1) there are so many differences between browsers that you have to keep them all in mind when asking people to send you csv files, or generating them, etc. Such as for example \n vs \r vs \r\n and escaping them.
2) You have to keep in your head escape rules and exceptions, and balancing quotes and other delimiters.
3) The whole thing doesn't look human readable or easily navigable for a document of any serious complexity.
And what's the upside? If more people just used Excel or another spreadsheet program to edit these files, you won't face ANY of these issues. They would eventually converge on a standard format, like they did with HTML.
Disclaimer: I wrote a CSV parser
Compatibility horrors from people violating the standard will appear no matter what format you use. That's not fair to blame on the format.
> You have to keep in your head escape rules and exceptions, and balancing quotes and other delimiters.
CSV itself has newlines, commas, and quotations marks for special characters. That's extremely minimal. The only extra thing to keep in your head is "is this field quoted or not".
What set of escapes and delimiters could be simpler? Would you rather reserve certain characters, and abandon the idea of holding "just text" values?
> The whole thing doesn't look human readable or easily navigable for a document of any serious complexity.
> And what's the upside? If more people just used Excel or another spreadsheet program to edit these files, you won't face ANY of these issues. They would eventually converge on a standard format, like they did with HTML.
This sounds like you're arguing for a more complex format! I'm confused.
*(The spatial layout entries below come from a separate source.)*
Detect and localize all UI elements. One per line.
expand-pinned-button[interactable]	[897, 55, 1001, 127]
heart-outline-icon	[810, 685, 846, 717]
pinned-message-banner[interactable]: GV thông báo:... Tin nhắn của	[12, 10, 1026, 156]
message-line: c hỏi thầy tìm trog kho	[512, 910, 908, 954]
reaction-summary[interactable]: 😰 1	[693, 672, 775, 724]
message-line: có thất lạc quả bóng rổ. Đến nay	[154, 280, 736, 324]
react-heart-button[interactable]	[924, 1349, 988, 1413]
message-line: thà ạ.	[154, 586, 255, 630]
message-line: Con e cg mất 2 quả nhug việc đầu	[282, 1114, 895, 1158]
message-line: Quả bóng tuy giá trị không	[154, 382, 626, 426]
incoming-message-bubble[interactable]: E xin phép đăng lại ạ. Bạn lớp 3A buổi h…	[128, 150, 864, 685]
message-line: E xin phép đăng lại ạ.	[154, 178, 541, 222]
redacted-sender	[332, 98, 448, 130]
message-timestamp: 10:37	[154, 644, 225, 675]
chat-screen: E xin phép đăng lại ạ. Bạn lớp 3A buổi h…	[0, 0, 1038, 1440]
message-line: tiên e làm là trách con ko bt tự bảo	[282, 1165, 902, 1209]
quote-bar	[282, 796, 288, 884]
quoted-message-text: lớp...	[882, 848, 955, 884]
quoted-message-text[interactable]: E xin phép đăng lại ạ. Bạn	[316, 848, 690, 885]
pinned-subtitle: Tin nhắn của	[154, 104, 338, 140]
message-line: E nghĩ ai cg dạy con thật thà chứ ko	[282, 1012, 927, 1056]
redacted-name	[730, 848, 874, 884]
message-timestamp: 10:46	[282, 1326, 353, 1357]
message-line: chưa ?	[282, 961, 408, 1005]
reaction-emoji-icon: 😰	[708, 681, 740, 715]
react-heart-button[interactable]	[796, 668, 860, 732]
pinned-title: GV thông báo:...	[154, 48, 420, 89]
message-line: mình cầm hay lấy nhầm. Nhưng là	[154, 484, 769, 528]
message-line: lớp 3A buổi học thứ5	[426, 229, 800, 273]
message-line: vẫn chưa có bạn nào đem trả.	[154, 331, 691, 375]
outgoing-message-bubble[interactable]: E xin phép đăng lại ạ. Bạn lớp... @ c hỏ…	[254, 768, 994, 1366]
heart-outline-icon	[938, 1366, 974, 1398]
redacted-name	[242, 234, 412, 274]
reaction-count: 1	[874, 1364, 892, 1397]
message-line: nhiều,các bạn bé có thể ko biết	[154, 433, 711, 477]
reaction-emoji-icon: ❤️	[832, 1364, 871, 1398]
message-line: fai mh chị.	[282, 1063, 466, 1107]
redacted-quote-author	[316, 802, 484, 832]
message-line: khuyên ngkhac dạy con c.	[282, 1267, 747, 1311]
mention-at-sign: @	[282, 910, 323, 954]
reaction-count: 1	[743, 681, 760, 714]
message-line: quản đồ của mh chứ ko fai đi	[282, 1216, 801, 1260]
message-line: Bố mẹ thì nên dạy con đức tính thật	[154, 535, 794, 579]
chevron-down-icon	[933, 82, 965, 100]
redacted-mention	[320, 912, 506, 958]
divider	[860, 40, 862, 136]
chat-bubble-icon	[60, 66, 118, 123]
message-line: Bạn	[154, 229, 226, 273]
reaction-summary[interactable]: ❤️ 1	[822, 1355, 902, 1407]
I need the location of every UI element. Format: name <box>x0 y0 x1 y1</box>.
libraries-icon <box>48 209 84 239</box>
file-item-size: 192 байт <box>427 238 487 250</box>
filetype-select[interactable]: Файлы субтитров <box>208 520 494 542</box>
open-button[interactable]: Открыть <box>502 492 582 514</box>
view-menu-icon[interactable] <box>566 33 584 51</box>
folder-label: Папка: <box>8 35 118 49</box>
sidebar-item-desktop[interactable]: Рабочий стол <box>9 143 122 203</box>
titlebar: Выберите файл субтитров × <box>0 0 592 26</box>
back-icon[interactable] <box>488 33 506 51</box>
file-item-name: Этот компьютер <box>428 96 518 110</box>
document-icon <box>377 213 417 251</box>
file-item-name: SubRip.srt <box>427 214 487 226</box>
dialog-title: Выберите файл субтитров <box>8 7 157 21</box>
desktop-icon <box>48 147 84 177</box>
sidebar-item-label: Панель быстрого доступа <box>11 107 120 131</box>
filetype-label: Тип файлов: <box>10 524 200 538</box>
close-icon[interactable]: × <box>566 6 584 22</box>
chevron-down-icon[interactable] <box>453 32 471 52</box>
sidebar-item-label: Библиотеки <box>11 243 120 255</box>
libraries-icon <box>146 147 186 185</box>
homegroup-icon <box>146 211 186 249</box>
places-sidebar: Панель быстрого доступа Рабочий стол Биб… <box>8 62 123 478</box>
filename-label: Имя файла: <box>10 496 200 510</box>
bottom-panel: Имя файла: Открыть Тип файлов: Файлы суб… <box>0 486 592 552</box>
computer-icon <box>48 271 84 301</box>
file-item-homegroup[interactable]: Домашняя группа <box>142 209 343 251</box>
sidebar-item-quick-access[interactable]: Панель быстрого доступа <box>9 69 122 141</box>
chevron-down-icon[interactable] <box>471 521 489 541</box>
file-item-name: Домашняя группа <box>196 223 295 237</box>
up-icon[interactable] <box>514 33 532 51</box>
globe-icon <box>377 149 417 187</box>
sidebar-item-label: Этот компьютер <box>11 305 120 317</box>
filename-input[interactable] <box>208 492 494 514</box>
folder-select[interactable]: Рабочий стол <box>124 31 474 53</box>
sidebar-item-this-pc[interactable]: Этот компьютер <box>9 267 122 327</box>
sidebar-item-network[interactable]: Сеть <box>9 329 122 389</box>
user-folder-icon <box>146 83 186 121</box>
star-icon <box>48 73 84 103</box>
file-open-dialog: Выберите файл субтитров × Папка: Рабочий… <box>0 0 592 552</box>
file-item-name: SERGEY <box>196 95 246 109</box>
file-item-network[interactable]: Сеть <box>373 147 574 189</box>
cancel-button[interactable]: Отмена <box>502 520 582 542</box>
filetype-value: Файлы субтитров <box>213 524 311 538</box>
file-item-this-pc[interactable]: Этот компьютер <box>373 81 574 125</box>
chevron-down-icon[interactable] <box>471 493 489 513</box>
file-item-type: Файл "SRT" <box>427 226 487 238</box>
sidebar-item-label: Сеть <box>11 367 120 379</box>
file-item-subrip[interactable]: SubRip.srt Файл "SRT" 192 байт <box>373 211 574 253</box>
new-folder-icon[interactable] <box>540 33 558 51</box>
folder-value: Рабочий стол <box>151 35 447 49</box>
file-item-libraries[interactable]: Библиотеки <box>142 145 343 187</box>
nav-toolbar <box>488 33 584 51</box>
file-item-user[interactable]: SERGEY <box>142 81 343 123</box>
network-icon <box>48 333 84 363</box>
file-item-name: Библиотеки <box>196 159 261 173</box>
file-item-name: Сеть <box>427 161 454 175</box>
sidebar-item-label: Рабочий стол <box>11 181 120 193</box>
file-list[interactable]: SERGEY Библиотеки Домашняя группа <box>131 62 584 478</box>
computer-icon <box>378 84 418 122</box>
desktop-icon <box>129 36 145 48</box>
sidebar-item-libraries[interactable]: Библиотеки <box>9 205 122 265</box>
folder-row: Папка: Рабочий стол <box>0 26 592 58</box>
So again, what is a format that you call simple?
There's a lot of design room here.
https://www.lua.org/pil/2.4.html http://prog21.dadgum.com/172.html
I can no longer remember where I saw it (thought it was lua), but I heard the idea to use =[[ ... ]]= and =[[[ ... ]]]= as wrappers (a bit like the qq operator from perl). They can be nested and don't interfere, so =[[[ abc =[[ ]]= ]]]= is a legitimate string.
Ascii text format is simple.
Anything where you have arbitrarily complex structure, why not use a program to edit it? What is the downside of using the right tool for the job? Your text editor is a program. Why tunnel through text and manually edit stuff?